Do mining taxes threaten investment?

By Emma Hughes, Nilima Choudhury
Published: Friday, 24 January 2014

South African mining bill debate intensifies and Morocco is named as investors’ preferred destination

Royalty rates across Africa have caused disruption to the continent’s resource sector in recent years as investment opportunities were quashed by fluctuations in tax amounts and difficulty in understanding certain regulatory requirements.

In a bid to overcome this problem, several African nations have reformed mining legislation, considering where to place royalty rates in order to continue to attract investment.

South Africa

Up until 2007, South Africa was the only major country on the continent without a royalty on mining.

In 2008, the government implemented a profit-based royalty at between 0.5% and 7% to enable firms to recover from the effects of the global financial crisis.

Then, in 2013, the South African government released modifications to the 2002 Mineral and Petroleum Resources Development Act.

These potential changes include greater national ownership of mining projects, raising mineral royalties and setting minimum prices at which mineral products can be sold to local industries.

The ministers said that government negotiations with mining companies, unions and other stakeholders in the country were ongoing, and that the South African parliament was opening a debate on the bill this month.

Mining investment

While these reforms were aimed at improving South Africa’s resource sector, those working the domestic natural resources sector have argued that the bill could threaten new investment, violate bilateral investment treaties and lead to legal battles.

In response to these concerns, ministers have said they will discuss the bill’s proposals both internally and with the national community before reaching a final policy decision.

Other nations

In Kenya, towards the end of last year, the government announced royalty charges lower than those announced in August 2013, which were set at 5%. Royalties currently stand at 2%, increasing to 3% in June 2015 for two years. The government has further legislated that royalties will then increase to 4% after 2017.

Tanzania sees royalty rates of 3%, which has led to a growth rate of 7.8% in 2012, up from just 2.2% in 2011, helped by increased investments in the mining industry.

The country’s ruling Chama cha Mapinduzi party in Dar es Salaam has set itself the goal of reducing tax incentives offered to foreign companies to below 1% of GDP, in an effort to balance the necessity of attracting investors with the need to collect revenues for the government’s treasury.

In 2013, tax exemptions accounted for $1.1bn, or 4.3% of Tanzania’s GDP, making up a considerable portion of the total $2.8bn estimated to be lost by East African nations in tax incentives every year, according to a report compiled by Tax Justice Network-Africa and Action Aid.

The government’s National Development Vision estimates that the contribution of mining to GDP will reach 10% by 2025. Official figures show that during 1997-2012, mining companies paid a total of $1.4bn to the government in terms of royalties, statutory taxes and other contributions.

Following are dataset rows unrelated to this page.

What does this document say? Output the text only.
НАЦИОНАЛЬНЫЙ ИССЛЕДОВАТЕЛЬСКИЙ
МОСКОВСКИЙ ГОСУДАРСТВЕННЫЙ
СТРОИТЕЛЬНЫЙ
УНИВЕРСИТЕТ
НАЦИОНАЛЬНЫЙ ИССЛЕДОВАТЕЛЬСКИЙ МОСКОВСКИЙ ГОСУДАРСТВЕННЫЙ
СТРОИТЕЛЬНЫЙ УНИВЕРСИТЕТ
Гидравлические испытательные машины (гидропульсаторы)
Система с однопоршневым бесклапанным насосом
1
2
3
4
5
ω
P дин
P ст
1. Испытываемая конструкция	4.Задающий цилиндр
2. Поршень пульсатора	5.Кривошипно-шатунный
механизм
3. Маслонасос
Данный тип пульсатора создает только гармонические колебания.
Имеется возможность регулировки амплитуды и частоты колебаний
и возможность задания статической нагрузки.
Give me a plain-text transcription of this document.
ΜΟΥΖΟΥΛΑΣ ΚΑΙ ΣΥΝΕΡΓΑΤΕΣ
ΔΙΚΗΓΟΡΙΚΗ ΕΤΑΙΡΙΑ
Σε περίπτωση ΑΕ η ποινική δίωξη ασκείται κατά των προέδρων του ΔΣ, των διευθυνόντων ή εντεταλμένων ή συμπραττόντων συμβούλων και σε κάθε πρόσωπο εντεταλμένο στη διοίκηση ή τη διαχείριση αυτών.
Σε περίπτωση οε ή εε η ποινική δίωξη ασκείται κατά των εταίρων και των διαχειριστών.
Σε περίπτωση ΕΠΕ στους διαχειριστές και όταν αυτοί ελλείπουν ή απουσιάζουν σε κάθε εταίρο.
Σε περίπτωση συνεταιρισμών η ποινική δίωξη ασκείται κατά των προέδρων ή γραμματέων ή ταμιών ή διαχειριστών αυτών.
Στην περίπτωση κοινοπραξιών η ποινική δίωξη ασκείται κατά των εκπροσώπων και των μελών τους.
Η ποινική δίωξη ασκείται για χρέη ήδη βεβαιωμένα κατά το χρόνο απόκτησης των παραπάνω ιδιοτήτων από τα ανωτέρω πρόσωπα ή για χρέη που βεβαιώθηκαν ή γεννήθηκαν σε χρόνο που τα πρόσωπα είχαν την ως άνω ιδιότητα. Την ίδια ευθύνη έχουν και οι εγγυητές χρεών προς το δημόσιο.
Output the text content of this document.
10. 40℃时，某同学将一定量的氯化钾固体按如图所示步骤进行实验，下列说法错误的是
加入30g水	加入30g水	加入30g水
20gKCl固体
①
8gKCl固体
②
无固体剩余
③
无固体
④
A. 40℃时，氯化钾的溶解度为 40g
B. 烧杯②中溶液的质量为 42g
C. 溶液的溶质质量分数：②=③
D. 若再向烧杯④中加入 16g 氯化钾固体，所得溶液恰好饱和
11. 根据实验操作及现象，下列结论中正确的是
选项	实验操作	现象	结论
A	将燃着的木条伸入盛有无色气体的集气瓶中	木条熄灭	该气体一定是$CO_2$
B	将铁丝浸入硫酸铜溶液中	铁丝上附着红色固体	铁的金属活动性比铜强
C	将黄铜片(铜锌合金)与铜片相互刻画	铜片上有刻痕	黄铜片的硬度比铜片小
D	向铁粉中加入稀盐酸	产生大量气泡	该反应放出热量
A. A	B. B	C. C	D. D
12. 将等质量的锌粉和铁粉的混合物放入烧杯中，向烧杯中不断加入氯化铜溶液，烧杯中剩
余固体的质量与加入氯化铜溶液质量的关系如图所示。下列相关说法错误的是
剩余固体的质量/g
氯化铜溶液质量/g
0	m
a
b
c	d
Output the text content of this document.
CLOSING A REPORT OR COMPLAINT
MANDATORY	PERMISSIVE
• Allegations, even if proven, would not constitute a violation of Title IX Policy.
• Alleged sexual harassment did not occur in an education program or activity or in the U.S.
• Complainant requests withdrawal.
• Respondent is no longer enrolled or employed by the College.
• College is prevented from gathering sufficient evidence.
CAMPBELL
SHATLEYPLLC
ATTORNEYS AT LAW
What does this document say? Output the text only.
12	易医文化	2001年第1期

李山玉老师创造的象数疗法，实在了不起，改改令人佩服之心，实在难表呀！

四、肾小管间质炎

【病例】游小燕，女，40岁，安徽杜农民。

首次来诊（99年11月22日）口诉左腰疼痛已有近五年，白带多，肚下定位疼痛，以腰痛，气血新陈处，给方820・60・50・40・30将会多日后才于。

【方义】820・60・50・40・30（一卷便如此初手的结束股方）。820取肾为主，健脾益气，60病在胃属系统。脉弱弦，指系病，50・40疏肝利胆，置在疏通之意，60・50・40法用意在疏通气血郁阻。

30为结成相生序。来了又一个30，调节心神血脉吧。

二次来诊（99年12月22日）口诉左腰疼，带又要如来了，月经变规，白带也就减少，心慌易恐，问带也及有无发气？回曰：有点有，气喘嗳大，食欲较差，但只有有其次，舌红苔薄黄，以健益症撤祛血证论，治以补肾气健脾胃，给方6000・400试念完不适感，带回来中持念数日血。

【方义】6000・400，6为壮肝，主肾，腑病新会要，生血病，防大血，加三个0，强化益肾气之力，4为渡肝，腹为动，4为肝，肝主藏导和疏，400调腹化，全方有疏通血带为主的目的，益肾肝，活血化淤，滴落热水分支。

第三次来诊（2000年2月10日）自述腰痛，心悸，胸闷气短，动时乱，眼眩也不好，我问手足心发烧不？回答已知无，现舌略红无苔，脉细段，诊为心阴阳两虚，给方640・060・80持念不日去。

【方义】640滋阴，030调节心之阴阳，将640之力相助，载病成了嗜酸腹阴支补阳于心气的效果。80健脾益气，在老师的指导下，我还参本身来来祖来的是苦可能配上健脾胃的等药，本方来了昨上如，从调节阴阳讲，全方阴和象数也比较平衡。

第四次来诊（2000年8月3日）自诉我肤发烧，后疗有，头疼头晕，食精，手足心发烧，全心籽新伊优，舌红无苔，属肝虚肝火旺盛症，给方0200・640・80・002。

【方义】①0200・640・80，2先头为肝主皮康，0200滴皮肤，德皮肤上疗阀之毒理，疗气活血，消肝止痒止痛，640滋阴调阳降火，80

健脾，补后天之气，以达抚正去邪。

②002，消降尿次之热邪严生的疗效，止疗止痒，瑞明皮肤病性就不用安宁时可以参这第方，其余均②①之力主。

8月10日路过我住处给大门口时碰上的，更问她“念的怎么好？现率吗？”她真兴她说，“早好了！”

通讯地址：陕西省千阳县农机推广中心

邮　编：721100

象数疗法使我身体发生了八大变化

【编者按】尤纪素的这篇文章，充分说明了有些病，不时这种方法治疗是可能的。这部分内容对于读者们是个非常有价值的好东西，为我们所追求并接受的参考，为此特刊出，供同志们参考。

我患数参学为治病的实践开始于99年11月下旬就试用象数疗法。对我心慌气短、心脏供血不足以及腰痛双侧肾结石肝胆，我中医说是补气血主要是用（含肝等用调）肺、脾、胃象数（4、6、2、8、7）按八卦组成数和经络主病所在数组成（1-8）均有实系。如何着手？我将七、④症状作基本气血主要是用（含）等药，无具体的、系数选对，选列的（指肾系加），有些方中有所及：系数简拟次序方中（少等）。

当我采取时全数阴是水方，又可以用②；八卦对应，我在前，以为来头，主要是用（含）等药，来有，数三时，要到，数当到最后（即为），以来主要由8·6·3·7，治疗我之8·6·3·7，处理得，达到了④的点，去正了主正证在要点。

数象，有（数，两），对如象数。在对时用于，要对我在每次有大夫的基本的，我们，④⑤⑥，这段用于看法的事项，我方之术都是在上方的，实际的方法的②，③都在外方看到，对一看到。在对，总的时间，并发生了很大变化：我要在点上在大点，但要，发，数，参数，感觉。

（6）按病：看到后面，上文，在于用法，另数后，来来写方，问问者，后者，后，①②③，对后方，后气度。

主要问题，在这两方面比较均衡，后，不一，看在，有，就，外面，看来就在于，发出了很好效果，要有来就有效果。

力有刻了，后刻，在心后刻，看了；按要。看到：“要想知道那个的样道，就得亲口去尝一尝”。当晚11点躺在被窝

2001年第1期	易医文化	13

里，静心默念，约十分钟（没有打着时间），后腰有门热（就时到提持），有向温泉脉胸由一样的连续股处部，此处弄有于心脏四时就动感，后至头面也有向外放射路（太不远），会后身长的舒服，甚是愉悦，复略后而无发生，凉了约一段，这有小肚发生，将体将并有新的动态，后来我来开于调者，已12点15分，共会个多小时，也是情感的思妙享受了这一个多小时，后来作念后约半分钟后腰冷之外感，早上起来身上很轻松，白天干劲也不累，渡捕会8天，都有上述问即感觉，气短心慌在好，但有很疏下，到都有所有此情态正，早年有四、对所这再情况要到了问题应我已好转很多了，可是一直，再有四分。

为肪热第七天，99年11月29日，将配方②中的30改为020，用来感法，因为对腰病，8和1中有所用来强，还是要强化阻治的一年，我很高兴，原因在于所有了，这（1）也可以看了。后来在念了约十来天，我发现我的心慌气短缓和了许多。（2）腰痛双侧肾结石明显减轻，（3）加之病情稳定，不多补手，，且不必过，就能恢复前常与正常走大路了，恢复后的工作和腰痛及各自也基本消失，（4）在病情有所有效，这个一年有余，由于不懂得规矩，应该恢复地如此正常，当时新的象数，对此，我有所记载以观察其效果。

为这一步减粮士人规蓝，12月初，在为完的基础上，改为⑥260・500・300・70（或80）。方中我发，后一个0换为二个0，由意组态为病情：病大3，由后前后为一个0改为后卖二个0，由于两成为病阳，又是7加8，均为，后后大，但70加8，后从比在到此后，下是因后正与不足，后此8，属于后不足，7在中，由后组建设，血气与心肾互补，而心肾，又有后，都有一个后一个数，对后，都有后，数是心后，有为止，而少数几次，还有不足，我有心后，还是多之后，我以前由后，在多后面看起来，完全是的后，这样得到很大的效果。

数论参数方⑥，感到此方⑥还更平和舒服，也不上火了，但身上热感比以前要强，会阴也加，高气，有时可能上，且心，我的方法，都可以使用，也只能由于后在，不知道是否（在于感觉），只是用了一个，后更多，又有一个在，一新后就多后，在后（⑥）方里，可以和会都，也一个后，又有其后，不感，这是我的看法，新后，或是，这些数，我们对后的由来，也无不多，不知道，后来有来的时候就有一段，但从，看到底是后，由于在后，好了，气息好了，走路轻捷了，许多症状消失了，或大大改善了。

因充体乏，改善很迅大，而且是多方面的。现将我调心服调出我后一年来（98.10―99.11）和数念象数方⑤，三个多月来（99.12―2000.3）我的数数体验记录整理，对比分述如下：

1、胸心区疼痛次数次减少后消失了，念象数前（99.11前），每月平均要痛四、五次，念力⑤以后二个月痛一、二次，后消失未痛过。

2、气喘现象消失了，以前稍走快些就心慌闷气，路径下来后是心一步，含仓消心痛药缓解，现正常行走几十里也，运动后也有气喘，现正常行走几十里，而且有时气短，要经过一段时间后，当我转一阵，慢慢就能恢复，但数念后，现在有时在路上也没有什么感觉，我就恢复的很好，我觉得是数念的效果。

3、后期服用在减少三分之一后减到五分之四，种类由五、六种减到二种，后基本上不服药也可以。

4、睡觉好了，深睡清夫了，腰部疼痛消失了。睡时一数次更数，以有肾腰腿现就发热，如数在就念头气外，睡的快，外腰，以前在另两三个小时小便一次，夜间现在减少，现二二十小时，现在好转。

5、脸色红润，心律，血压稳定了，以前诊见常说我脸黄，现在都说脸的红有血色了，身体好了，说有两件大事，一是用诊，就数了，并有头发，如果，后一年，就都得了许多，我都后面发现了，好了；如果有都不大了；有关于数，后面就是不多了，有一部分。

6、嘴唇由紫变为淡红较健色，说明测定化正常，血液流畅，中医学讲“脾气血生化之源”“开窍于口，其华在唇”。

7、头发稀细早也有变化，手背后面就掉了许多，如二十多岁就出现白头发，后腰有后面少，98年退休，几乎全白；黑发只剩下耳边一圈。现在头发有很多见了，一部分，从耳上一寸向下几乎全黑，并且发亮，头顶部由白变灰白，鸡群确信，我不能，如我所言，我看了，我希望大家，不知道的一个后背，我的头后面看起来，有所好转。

In Mozambique, the mining industry as a whole has paid more than $1bn in taxes and royalties to the government. The royalty rate currently stands at between 3% and 10%.

Uncertainty abounds in Zimbabwe, however, where the government is looking to reduce the royalty fee from 7% to 3% to attract investors although an official decision is yet to be announced.

Zambia is also finding it difficult to reach its potential due to a high royalty rate of 6%, but until the government decides whether or not to defer payments, overseas investors will likely keep the country at arm’s length.

According to a US Geological Survey (USGS) report published in 2011, mining companies have cited Morocco’s long mining history, well-developed infrastructure, low sovereign risk, low mining taxation rate of 17.5%, and mining royalty of 3% as attributes that have encouraged them to invest in the sector.

Liberia’s industrial mineral resources included dolerite, granite, ilmenite, kyanite, phosphate rock, rutile, and sulphur. Its royalty rate is set at between 3 and 10% which, according to its Extractive Industries Transparency Initiative covering the period from 1 July 2009, to 30 June 2010, brought in revenues of $69.7m in taxes, royalties, and other administrative fees.

Mining taxes and investment

Over 30% of the world’s global mineral reserves are found in Africa, yet less than 5% of the total global mineral exploration and extraction budget is invested in the continent.

With many countries either having made the changes or proposing changes, African governments are advising each other to make an attempt to strike a balance between promoting mining growth through lower royalty fees and the need to ensure the countries do not lose out on the profits from the mining of their minerals.

Olle Ostenson, from Caromb Consulting, said in a recent presentation that the advantages of a royalty tax is that it is easy to implement, makes it difficult for companies to cheat the state, and helps companies achieve stable revenues.

The disadvantages as according to him were that it distorts investment incentives and can lead to some deposits either becoming unprofitable to mine or companies may be forced to leave some deposits in the ground.

The African Development Bank last year suggested that Africa has managed to strike a balance between reasonable royalty tax so the state does not lose out on impressive profits and investors will feel welcome.

Mining policy reforms were designed to attract foreign capital into a sector that had previously been dominated by state-owned companies, said the ADB. Key aspects of these reforms included the reduction of royalty rates to around 3% as a way of increasing the returns to private investors since royalties count as a cost of production.